"All these are my friends. All these are my friends," said Larry Westbrook, as he looked into the crowd of former residents and employees of the Armed Forces Retirement Home.
It was part homecoming and part family reunion along Anniston Avenue Thursday morning. Many held cameras while others proudly wore military hats. They came to bid a building farewell.
"Well, we're looking forward to it coming down, so we can get one built back up so we can come back down here again," said former resident Dick Chitwood.
Former residents and employees awaited the implosion with somewhat heavy hearts.
"Worked in the resident affairs office for 11 years and loved it. Great atmosphere," said Terry James, "Very many good memories. A whole lot."
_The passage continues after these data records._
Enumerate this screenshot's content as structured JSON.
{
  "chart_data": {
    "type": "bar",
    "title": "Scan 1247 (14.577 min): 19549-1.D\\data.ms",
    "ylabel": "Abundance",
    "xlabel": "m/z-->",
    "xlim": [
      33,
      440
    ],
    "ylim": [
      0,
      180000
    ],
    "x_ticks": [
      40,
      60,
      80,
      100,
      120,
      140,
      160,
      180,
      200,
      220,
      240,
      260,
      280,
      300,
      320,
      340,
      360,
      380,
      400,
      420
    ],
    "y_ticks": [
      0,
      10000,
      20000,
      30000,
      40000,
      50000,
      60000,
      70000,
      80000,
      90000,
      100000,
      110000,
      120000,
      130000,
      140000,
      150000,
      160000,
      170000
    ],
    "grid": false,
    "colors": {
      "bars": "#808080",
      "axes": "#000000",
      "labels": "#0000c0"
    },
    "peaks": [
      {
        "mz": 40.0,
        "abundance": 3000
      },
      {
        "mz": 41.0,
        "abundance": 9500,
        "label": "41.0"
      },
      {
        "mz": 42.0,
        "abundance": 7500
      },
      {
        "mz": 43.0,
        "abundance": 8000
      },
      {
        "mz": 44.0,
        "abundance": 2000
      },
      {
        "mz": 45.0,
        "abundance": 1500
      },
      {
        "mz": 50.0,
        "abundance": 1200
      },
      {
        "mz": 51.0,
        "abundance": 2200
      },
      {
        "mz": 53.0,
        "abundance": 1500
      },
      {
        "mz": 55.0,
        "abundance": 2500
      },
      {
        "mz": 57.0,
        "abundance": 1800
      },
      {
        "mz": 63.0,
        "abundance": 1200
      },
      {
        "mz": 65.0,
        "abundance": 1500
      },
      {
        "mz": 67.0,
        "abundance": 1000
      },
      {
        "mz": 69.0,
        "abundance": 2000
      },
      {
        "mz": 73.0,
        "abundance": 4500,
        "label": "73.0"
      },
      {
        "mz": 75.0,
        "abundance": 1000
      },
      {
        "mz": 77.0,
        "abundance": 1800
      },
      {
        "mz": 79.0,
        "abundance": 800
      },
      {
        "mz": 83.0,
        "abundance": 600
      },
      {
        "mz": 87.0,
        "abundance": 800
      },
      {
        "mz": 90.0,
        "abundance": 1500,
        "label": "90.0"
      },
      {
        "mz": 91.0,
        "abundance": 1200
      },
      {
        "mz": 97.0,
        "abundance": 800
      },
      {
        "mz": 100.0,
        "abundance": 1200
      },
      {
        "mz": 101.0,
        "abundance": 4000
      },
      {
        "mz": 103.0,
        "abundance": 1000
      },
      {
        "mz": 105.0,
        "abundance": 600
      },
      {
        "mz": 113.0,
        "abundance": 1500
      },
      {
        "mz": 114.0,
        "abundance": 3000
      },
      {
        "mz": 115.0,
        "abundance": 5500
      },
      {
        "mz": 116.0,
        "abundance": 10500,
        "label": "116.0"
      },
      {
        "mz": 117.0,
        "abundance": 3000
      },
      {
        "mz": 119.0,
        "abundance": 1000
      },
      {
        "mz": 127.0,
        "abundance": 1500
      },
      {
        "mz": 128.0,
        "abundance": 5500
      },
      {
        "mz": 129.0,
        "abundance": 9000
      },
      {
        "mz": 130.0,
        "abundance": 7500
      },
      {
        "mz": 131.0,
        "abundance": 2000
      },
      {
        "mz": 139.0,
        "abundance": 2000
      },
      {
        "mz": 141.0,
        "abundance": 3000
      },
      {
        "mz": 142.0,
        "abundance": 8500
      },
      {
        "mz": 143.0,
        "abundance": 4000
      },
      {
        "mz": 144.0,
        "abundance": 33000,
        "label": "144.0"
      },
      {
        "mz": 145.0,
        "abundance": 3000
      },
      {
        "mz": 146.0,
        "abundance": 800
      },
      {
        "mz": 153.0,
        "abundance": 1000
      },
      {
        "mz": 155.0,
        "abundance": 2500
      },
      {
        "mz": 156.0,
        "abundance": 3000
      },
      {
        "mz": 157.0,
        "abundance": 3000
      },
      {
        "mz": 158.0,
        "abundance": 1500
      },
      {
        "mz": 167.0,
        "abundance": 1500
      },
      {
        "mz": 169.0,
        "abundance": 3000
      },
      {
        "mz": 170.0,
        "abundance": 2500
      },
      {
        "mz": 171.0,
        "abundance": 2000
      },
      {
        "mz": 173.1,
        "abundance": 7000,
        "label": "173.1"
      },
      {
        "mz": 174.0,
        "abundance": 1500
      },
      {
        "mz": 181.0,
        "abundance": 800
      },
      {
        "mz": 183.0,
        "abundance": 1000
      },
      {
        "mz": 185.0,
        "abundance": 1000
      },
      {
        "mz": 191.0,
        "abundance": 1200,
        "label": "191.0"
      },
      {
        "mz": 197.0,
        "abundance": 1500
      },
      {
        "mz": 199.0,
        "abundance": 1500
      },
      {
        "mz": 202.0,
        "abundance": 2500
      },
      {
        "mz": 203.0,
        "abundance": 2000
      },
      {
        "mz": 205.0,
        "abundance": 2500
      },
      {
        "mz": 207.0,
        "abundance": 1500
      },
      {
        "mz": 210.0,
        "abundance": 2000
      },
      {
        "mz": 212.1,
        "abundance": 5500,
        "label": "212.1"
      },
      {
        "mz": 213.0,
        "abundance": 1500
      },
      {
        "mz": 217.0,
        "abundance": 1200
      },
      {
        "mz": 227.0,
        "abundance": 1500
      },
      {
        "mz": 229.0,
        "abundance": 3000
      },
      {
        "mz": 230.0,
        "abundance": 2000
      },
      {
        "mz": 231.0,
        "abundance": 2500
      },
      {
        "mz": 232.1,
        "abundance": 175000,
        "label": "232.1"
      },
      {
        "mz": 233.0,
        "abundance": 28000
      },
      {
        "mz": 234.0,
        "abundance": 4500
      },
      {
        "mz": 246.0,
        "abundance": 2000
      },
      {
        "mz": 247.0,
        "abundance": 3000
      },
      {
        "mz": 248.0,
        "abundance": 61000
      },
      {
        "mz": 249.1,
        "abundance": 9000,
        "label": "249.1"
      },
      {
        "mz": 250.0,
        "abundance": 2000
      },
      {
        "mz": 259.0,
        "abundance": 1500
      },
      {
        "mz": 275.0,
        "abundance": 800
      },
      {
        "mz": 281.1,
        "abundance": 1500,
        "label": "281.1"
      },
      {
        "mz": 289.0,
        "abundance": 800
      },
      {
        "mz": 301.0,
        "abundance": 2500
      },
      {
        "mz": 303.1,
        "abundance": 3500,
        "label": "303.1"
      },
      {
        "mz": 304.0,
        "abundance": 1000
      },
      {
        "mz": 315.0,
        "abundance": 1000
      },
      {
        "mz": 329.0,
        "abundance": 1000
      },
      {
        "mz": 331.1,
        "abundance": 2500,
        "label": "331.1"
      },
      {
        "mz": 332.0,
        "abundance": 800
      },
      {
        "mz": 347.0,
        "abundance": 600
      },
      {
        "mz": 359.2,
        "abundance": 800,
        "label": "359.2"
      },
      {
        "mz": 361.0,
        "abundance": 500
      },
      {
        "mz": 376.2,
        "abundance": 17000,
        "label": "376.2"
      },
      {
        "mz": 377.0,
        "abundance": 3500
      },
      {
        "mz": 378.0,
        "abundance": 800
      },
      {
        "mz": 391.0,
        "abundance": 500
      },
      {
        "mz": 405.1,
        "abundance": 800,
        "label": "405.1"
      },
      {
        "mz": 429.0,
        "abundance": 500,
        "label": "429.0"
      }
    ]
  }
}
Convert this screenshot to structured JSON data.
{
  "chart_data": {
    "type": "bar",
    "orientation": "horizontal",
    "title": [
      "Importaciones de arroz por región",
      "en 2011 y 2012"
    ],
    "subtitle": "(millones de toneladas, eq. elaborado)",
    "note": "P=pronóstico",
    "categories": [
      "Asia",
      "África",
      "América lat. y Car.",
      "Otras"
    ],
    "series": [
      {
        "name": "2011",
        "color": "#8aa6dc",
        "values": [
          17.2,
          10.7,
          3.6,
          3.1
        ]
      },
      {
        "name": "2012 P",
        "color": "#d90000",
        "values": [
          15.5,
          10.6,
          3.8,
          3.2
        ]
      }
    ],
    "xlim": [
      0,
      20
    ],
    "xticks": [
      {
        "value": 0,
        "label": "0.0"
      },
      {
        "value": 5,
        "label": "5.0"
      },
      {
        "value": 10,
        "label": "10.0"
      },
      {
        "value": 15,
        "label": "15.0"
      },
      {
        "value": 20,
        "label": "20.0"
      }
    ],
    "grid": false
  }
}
Karey Garrett was among the former employees who awaited the tower to come down.
"Enjoyed every day. Loved it. I had to be to work at seven, but I was always there at five thirty every morning," he said.
A siren signaled three minutes. Three minutes until former resident Bill Parker pushes the button to make it happen.
"Kind of a bittersweet, You hate to see it come down, but if it don't come down, the new one can't go up," said Parker.
Then came the countdown: three, two, one!
A series of concussions shook the ground as the 11 story tower began its tumble. In a matter of moments, a cloud of dust, a small mountain of rubble and a stubborn elevator shaft that simply refused to fall was all that remained.
"It's not going to give up the ghost yet," joked one of the veterans in the viewing crowd.
"Yeah, it's bittersweet," said Chitwood, "But we need it coming. We need closure to get back to business."
Cleaning the rubble comes next. Construction on the new retirement home begins the first of next year. The demolition contractor says that stubborn elevator shaft will simply be knocked over with a crane.
Yates construction was awarded the $188,000,000 contract to build the new retirement home. The project is scheduled to be finished by the summer of 2010.